Previous | Next --- Slide 45 of 64
Back to Lecture Thumbnails

Does each pixel in this picture consist of one color? Or, are there three colors (red, green, blue) in each pixel? If the latter is true, why does our abstraction of a raster display (next slide) assume that each pixel has a single color value?


This picture reminds me of instances where I take photos of certain types of computer screens with my smartphone and the screen often shows a pattern which is not visible by the naked eye. Why is that?


How do the gray pixels (e.g. the ones directly next to the darkest ones that make up the letters but are not fully black) influence our perception of the letters? Does it make a noticeable change in the line width when viewed from a regular distance on the display?

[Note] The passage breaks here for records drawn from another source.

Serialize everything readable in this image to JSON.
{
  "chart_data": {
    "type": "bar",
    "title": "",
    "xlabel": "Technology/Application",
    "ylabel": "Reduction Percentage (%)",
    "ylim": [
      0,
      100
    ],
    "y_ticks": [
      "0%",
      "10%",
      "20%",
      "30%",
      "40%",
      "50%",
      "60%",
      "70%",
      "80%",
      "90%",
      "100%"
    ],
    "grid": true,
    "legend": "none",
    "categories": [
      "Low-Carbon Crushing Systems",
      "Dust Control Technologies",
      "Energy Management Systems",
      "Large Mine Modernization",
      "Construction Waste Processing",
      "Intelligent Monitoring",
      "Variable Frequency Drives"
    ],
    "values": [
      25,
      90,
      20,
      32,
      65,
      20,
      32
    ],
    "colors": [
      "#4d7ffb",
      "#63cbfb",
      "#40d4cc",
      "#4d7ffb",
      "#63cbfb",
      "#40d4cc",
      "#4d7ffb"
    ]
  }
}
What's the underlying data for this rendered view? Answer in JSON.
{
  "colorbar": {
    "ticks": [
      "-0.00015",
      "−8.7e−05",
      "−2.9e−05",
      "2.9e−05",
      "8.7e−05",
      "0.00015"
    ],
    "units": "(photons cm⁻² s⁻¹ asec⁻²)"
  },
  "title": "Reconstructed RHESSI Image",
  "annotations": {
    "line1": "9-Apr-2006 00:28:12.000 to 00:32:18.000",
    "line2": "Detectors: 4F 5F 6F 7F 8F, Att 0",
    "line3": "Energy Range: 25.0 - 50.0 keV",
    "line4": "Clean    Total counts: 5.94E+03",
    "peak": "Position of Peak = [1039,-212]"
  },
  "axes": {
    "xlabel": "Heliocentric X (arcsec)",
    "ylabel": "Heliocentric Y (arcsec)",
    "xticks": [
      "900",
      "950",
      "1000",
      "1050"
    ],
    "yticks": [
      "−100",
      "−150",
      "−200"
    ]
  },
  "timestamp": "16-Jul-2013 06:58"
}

I can see why it would make curved lines smoother but not straight lines, like the L.


Taking a closer look at the letters, it seems that beyond the darkest black pixels in the middle of the letters, there are also the less black/grayish pixels at the outer edge. Are there more to the diamond rules mentioned later in the lecture when it comes to rasterizing letters?


How many brightness levels are there for each LED? (Like, I'd imagine there to be 256 because RGB ranges from 0 to 255. But that seems like a lot.)


For extremely high resolution photos/videos (like high res TV screens), is it as simple as there are a lot of pixels or has there been a vast improvement in methods for representing colors?


I remember older monitors used to "create" colors by putting pixels with different colors next to each other. Is one set of red, green, and blue lights enough to display a single color, or do we still do things to a region of lights to make the color more realistic?


What impact do the different colored pixels on this slide have on how we see the text from farther away compared to if all of the pixels were black?


How would a high resolution device compare to this image? Is this an average photo of a "modern display"?


What will be the price difference if we replace all of the bulbs with the bulb that could display color directly?


For this example, the pixels appear to be more rectangles than squares. Is this true or is it just a matter of illusion? If true, what are the advantages of this?